The track goes slightly uphill and its verges are scattered with endless flutterings of farm rubbish. On both sides, sparse hedges break off the sweep of fields coming in from the middle distance, where they are disrupted again by the roofs of bracketing villages. Soon there is no more noise of cars from the main roads, but the wind carries howling and barking mournfully from the dogs' home away to the left. The air begins to bite here, and afterscent of snow whips down from the hills ranged against the sky ahead.
Wire fences snake their restraint through the cut-back hedges, mirroring the two strands of electricity cable that loop from pylon to pylon above my left shoulder. Bird voices chirp up again as I draw closer to the white box of a house, its walls clean and firm between the uncertain coilings of trees stooping down by it. It sits on a crossing of tracks, one to the left plunging into the fields and away; the one opposite keeps close to a blank stone wall until the trees cover it in their grey mass.
Across from the house stands a dull garage, almost entirely neglected, with bags and wrappings along its feet. Behind the cottage, swathed in a cloud of bare shrubby trees, there's a garden full of honesty. The plants' white oval seed pods swing and shudder behind a greening wooden gate. I go straight over the sky-pale faces of broad puddles, my boots crushing the tractor trails back into mud.
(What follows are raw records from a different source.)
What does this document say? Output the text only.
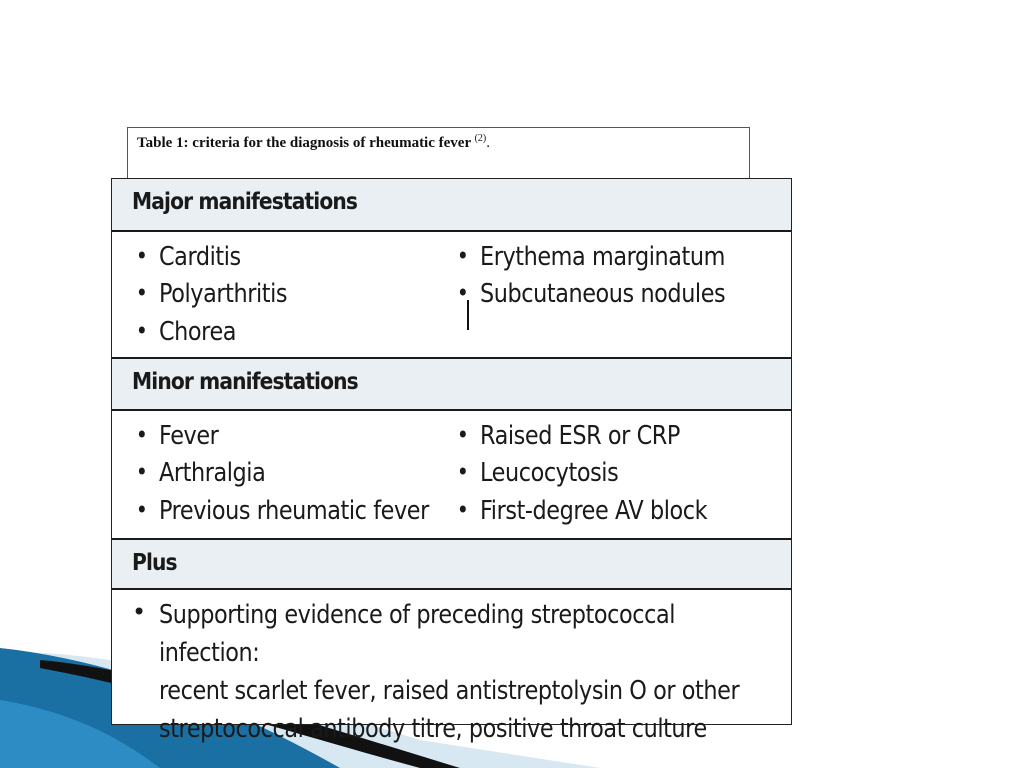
Table 1: criteria for the diagnosis of rheumatic fever $^{(2)}$.
Major manifestations
• Carditis
• Polyarthritis
• Chorea
• Erythema marginatum
• Subcutaneous nodules
Minor manifestations
• Fever
• Arthralgia
• Previous rheumatic fever
• Raised ESR or CRP
• Leucocytosis
• First-degree AV block
Plus
• Supporting evidence of preceding streptococcal infection:
recent scarlet fever, raised antistreptolysin O or other
streptococcal antibody titre, positive throat culture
Soon, there's a small stand of fir trees in whose depths again there are drifts of discarded plastic. Beyond this, up a short slope, the world opens up again, and I'm eye-level with pied hills who send a blustery kiss like a challenge into me. All the birds have put their heads under their wings but the great fields that lie sprawled like the skins of beasts are showing the first break from seed this year.
My eyes have to look hard for the green that tiptoes its presence over the soil's rich brown, but it's there. A few days ago the only colour was white touched by melancholy blue, but now the naked branches for off to the left are incongruous remnants of past months. On the right, the funereal ranks of pines beyond the field stutter and break to give glimpses of the grand top of the manor house. The dignified stonework looks lost out here, blundering about from grass to woodland.
The path leads soberly down and the wind drops a little. Tufts of hedge are linked by wire, as before, until suddenly the valley's flooded with trees and the mud thickens ankle deep. A band of stones on either side indicates that I'm crossing the bridge.
Under it, the stream spits its way among weeds and stones, its rippling playing counterpoint to the moving branches overhead. The track coils up steeply, but a tiny tempting path leads off to the right, promising deep access to the woods. I hesitate but hold back, remember the way the earth sucked at my feet last time I was here, in the middle of the thaw.
The stream boomed by then, and was joined a little way into the undergrowth by a tributary carrying icy fresh melt down from the hilltop. The earth banks alongside the track in which the trees set their roots were coiled about with vapour in the sunlight. Today, in the cloud, the earth is merely damp and tributary stream is silent.
As the track bends upwards, bushes form a thick border to the route, barely giving any hint of the other side. Chaffinches hop from twig to twig with agitation, and a flock of them sets off in panic ahead of me. When I look back they've looped back and I can see their little heads in the branches glaring at me.
The going underfoot firms back to stones and sand, and the high bushes fall away. I can see the fields again, taste the wind. Trees net magpies and crows in their dull shadows on the sky but other birds swoop and turn, masters of the land within my reach and that which stretches, gradually bluing, as far as the horizon.